Hükmün davalı Kurum vekilince temyizi üzerine Özel Dairece sair yönler incelenmeksizin verilen bozma kararında; “..mahkemece, Ek 17. maddenin gelmesi ve 4. fıkrasındaki hükmün iptali ile oluşan bu yeni durumun dikkate alınması ile davaya konu uyuşmazlığa ilişkin yasal tüm dayanakların irdelenmesi ile beraber, teşvik hükümlerinden faydalandırılma ve faydalandırılma sonrasında fazla ödenen tutarların iadesi/mahsubu istemleri bakımından, ek 17. maddenin ilk üç fıkrası da dâhil olmak üzere yasal tüm dayanaklar irdelenmeli, teşvik veya destekten faydalandırılma şartlarının varlığı ile birlikte incelenmeli ve sonucuna göre bir karar verilmelidir...” gerekçesiyle hükmün bozulmasına karar verilmiştir.

İlk Derece Mahkemesince; önceki gerekçeler yanında bozma kararında sözü edilen maddenin değiştirilmeden önceki ve değiştirildikten sonraki hâllerinde prim teşviki destek ve indiriminden yararlanabileceği hâlde yararlanmamış olanlara ilişkin bir düzenleme getirildiği, dolayısıyla işverenlerin tercihlerine bağlı olarak daha öncesinde kurumdan herhangi bir taleplerinin olmaması sebebiyle yararlanmamaları hâlinde maddenin uygulanması gerektiği, işbu davaya konu uyuşmazlık konusunda ise davacının sigorta primi teşvikinden faydalandığı hâlde kurumca yersiz olarak yararlandığı gerekçesiyle iptal işlemi yapıldığı yani davacının söz konusu teşvik indiriminden tercihine bağlı olmaksızın kurumun yaptığı iptal işlemleri neticesinde yararlanamadığı, uyuşmazlığın temelini davacının teşvikten faydalanıp faydalanamayacağı hususunun oluşturduğu dolayısıyla ilgili madde düzenlemelerinin davacı hakkında uygulanamayacağı gerekçesi de eklenmek suretiyle direnme kararı verilmiştir.
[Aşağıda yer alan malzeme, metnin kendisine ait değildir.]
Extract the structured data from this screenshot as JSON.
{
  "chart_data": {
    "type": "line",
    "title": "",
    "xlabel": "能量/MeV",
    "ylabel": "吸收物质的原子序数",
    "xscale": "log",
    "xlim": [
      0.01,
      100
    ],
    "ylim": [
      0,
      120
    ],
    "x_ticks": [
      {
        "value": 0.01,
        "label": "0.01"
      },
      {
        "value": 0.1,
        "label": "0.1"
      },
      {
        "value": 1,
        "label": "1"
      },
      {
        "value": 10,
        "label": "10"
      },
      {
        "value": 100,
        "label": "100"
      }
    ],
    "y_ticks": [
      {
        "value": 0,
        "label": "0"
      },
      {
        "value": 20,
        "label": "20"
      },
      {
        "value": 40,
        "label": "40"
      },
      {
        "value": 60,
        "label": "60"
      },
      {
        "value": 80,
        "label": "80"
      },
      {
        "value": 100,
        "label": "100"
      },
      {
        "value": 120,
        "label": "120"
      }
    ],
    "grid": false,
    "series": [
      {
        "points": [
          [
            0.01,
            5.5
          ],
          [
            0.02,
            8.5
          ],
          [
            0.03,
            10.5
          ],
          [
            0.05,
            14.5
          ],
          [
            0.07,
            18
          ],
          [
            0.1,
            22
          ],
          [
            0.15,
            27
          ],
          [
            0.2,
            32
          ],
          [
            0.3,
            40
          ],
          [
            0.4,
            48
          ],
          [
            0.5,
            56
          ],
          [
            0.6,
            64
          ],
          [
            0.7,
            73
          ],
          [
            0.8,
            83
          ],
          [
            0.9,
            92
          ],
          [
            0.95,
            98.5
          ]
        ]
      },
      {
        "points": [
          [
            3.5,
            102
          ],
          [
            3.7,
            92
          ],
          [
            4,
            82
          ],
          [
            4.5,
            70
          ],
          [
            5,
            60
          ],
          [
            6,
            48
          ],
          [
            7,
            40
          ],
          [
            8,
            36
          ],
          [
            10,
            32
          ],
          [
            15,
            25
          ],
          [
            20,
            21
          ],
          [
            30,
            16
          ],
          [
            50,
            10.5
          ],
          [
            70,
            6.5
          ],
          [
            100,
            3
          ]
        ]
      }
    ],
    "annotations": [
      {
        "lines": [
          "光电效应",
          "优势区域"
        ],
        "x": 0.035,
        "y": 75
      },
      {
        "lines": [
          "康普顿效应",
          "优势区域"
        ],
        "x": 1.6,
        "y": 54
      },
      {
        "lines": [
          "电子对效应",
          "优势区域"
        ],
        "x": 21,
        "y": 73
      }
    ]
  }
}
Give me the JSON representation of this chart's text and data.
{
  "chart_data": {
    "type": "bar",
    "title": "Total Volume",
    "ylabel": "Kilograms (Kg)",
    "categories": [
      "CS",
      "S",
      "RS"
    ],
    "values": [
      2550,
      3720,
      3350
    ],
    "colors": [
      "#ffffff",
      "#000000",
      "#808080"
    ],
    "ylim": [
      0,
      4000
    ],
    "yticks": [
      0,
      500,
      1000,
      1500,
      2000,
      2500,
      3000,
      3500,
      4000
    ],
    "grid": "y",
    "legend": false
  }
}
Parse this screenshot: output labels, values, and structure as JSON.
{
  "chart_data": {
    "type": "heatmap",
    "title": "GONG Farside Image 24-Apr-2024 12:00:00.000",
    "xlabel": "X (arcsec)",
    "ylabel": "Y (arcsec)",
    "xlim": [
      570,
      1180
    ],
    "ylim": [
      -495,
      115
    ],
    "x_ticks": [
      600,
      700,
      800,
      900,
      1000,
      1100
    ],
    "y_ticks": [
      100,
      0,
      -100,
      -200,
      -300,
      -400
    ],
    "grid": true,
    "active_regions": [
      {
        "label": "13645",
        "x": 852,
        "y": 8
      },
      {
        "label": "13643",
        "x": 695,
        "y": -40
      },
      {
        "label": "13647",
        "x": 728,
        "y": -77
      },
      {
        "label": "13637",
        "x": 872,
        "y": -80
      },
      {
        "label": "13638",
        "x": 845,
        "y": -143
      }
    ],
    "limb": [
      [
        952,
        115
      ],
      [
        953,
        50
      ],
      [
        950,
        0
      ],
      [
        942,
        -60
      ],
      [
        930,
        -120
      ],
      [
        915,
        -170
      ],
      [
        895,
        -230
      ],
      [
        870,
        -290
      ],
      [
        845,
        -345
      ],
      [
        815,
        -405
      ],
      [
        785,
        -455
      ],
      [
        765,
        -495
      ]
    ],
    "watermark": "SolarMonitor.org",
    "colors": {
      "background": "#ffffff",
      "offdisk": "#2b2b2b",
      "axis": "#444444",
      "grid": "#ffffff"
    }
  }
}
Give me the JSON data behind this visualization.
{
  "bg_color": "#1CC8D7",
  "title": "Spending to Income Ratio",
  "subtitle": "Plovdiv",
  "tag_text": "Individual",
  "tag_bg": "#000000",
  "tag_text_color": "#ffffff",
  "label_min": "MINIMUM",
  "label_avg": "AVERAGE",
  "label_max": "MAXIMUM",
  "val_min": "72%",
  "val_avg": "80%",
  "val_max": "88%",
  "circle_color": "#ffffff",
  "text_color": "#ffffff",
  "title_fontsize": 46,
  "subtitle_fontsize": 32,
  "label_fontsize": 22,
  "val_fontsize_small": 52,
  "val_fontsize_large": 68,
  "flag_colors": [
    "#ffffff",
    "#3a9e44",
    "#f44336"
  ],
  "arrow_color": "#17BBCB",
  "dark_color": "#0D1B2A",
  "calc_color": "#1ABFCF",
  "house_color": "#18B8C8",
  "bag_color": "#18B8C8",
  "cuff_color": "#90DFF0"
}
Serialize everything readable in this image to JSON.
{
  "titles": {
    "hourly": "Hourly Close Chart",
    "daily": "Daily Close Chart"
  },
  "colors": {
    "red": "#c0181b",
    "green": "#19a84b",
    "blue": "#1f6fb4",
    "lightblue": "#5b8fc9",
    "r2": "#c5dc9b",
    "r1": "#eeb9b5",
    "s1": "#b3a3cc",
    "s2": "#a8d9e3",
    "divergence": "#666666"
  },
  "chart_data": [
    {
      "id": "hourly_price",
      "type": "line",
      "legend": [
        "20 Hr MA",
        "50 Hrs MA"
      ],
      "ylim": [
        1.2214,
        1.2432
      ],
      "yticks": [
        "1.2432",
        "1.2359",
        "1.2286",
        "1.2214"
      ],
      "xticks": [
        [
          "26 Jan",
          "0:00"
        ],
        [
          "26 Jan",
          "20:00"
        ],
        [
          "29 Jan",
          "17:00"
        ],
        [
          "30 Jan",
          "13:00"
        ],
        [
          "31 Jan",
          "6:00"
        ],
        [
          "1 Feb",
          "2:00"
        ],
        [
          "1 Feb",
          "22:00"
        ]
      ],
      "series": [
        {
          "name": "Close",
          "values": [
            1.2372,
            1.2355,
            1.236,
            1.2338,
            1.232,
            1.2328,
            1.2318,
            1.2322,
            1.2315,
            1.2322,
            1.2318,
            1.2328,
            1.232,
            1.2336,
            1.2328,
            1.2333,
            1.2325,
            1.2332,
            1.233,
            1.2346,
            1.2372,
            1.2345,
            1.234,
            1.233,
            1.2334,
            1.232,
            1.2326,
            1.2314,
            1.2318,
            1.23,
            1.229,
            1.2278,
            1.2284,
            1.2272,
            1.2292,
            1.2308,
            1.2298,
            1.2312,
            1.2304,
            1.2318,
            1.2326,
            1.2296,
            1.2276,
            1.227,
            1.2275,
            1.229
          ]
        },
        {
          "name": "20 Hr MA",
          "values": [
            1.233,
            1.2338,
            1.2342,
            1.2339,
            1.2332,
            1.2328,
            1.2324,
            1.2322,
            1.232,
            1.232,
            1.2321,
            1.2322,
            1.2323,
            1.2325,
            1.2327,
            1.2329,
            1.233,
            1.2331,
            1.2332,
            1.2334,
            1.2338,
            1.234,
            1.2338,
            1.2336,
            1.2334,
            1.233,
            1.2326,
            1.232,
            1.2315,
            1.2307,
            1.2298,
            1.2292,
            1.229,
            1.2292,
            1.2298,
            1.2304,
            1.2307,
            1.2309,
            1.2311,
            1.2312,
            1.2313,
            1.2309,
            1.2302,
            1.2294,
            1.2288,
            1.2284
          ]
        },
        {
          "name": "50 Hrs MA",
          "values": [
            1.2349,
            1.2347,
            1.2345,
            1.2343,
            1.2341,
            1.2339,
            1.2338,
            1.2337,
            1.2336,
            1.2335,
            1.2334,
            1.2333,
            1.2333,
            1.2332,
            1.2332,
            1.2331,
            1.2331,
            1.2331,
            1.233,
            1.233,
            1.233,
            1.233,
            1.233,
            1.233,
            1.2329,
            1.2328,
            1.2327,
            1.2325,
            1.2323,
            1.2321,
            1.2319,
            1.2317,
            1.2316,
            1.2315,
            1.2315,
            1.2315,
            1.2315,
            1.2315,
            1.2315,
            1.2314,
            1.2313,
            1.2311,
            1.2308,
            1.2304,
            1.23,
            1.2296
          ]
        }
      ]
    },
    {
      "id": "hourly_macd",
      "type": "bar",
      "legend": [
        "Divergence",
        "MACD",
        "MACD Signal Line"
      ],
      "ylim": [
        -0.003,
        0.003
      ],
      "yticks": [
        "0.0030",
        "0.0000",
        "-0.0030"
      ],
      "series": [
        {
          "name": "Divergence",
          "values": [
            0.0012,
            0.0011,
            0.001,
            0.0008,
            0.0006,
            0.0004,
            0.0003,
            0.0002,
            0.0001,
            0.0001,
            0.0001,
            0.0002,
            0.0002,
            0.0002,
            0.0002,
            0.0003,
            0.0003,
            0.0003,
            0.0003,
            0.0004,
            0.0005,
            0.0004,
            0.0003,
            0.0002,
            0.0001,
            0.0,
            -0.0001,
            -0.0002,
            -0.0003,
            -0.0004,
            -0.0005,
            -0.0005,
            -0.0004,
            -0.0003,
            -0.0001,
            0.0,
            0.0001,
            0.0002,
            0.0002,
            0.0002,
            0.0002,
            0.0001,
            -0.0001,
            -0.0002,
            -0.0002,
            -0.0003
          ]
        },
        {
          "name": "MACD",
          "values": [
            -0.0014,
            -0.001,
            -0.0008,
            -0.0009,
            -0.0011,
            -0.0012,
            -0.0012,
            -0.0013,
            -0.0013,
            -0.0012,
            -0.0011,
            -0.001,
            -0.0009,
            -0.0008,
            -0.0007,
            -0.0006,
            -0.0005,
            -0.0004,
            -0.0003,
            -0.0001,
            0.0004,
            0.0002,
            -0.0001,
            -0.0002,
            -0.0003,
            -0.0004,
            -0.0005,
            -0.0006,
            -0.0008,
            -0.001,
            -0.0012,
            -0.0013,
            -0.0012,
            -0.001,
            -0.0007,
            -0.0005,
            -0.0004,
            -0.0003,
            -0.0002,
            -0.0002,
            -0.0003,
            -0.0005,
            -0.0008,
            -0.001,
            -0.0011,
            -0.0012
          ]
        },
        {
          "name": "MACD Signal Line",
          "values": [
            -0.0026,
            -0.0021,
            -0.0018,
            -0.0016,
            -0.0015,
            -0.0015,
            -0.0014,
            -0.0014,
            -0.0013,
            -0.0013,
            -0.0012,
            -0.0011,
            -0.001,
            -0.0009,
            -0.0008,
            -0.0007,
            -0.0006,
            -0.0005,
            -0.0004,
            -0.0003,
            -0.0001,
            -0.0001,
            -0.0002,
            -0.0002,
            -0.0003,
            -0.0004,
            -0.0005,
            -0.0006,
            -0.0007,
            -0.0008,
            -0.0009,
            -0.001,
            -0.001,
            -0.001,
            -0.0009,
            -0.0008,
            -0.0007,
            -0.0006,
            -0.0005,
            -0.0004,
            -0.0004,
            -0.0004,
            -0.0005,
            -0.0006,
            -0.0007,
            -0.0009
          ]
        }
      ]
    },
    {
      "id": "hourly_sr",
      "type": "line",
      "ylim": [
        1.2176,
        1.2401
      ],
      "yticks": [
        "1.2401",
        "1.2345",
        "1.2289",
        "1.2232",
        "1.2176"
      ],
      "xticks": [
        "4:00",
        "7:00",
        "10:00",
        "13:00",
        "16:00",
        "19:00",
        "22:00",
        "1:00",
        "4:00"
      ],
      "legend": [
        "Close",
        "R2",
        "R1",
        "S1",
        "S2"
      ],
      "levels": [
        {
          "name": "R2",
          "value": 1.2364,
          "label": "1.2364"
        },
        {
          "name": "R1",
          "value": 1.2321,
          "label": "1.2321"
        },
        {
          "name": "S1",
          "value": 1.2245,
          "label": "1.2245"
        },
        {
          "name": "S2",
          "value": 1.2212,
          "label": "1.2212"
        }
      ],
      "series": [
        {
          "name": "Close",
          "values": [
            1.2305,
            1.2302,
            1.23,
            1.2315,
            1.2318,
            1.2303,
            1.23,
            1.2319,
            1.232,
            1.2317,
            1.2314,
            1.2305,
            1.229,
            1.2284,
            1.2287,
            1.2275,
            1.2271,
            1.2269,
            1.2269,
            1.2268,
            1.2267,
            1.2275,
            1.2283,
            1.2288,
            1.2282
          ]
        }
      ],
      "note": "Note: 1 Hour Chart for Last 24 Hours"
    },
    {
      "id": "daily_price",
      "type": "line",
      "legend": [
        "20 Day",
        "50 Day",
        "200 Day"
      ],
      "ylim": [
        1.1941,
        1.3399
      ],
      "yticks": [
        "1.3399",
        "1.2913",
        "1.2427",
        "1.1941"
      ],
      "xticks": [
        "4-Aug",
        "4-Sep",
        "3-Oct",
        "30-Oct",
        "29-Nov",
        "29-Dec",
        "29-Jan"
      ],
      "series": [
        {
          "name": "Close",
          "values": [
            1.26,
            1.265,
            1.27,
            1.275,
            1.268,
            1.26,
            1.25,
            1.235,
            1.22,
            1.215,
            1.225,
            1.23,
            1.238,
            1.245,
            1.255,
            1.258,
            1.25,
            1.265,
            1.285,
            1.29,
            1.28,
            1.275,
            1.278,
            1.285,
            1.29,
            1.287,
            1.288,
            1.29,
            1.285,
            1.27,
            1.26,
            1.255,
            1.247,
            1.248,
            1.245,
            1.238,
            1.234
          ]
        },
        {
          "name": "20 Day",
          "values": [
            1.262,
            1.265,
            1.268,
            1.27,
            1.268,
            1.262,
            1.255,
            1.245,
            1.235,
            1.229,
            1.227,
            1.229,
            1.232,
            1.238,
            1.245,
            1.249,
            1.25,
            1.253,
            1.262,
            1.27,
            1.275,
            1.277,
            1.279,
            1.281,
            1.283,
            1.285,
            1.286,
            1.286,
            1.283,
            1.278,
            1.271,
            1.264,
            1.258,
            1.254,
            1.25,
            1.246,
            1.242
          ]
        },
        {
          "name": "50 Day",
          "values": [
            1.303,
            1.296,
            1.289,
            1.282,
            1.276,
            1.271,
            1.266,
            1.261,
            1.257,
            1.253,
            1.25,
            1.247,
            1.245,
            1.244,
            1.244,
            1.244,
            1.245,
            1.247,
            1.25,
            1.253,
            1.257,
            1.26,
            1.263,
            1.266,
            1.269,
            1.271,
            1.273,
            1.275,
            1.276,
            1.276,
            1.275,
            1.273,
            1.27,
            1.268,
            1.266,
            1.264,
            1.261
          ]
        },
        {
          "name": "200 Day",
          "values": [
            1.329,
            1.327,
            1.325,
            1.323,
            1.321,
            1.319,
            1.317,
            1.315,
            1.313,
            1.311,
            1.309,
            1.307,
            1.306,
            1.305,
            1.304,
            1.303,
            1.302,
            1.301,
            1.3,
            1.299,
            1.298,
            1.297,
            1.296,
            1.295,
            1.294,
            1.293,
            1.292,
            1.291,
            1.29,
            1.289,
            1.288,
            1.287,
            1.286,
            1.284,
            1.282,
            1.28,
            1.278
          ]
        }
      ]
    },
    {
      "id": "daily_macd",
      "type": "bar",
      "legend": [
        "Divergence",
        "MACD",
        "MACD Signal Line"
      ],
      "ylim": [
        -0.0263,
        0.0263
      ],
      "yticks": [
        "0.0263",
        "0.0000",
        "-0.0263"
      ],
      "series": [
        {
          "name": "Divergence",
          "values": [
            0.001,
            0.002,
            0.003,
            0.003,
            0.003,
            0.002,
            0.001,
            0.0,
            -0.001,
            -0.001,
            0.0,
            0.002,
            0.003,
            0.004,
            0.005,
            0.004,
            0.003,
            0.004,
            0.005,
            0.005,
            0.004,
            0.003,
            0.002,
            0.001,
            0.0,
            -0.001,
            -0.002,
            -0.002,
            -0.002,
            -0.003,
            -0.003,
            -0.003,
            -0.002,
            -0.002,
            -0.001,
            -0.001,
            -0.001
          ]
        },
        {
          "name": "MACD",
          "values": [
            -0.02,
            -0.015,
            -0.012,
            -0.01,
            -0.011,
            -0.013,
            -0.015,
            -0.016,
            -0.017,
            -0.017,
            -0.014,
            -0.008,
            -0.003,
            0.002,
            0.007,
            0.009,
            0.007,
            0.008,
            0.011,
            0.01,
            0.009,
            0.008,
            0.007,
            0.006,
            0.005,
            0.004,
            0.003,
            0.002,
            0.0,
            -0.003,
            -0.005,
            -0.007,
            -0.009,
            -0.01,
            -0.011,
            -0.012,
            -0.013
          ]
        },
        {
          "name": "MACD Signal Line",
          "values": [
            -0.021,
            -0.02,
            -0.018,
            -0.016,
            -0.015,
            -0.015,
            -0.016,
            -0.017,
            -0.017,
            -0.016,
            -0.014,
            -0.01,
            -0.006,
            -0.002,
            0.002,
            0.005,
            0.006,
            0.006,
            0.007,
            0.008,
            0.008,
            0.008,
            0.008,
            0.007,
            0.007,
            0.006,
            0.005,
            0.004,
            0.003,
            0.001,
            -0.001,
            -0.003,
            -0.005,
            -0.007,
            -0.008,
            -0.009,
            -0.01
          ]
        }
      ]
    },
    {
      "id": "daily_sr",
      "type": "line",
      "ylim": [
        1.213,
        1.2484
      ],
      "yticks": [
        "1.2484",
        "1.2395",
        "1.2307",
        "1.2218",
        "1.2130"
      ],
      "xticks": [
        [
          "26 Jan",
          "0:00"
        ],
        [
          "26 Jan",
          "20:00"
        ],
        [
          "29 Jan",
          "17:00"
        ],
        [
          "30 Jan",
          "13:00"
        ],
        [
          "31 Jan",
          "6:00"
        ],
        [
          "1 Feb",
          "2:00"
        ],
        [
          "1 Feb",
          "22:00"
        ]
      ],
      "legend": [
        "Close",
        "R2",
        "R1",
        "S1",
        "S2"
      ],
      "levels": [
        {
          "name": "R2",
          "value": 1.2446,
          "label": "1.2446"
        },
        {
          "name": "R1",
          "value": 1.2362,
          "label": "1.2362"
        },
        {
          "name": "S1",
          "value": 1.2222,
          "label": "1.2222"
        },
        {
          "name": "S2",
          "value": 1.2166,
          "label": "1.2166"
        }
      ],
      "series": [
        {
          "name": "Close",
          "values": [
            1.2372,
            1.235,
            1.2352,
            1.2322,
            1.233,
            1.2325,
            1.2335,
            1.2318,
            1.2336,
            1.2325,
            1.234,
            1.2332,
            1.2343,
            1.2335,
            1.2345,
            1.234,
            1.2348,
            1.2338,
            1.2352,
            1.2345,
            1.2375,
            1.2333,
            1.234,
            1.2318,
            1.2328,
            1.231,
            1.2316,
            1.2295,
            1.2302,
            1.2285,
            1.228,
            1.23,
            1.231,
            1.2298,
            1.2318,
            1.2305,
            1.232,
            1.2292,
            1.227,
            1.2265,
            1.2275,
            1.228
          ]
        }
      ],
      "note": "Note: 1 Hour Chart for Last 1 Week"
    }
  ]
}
Mahkemenin direnme kararı ve gerekçesi bozma öncesi kararı ile aynıdır. Yazılan ilave gerekçeler bozmayı karşılayan gerekçelerdir. Kararların gerekçeli olması zorunluluğu direnme kararlarının da gerekçeli olarak verilmesini, neden bozmaya uyulmadığı ve önceki gibi karar verildiğinin gerekçelerinin gösterilmesini gerekli kılmaktadır.

Mahkeme ve Özel Daire ek 17. maddenin bu davada değerlendirilmesi gereken hukukî sebep olup olmadığı konusunda uyuşamamış olup bu konuda uyuşmazlık doğmuş durumdadır. Direnme kararının bu yönden incelenerek ek 17. maddenin mahkemece değerlendirilmesi gereken hukukî sebep olduğu sonucuna varılırsa özel daire kararı gibi bozma kararı verilmesi gerekecektir. Bunun yerine direnme kararında belirtildiği somut uyuşmazlığın mahiyeti itibarıyla uygulanması gereken bir hüküm olmadığı sonucuna varılır ise direnme uygun bulunarak buna göre işin esası incelenmek üzere dosyanın Özel Daireye gönderilmesi gerekecektir.

Özel Daire ve Mahkeme ek 17. maddenin somut olayda uygulanma yeri olup olmadığı yönünde görüşlerini de ortaya koyarak karar vermiş ve uyuşmazlık da bu konuda doğmuş bulunduğundan bu noktadaki uyuşmazlığın Hukuk Genel Kurulunca temyiz incelemesi yapılarak sonuca bağlanması gerekir.

Yukarıda açıklanan nedenlerle ön sorun bulunmadığı ve temyiz incelemesi yapılması gerektiği görüşünde olduğumdan ön sorun bulunduğu ve temyiz incelemesi yapılmak üzere dosyanın Özel Daireye gönderilmesi gerektiği yönünde oluşan değerli çoğunluk görüşüne katılamıyorum.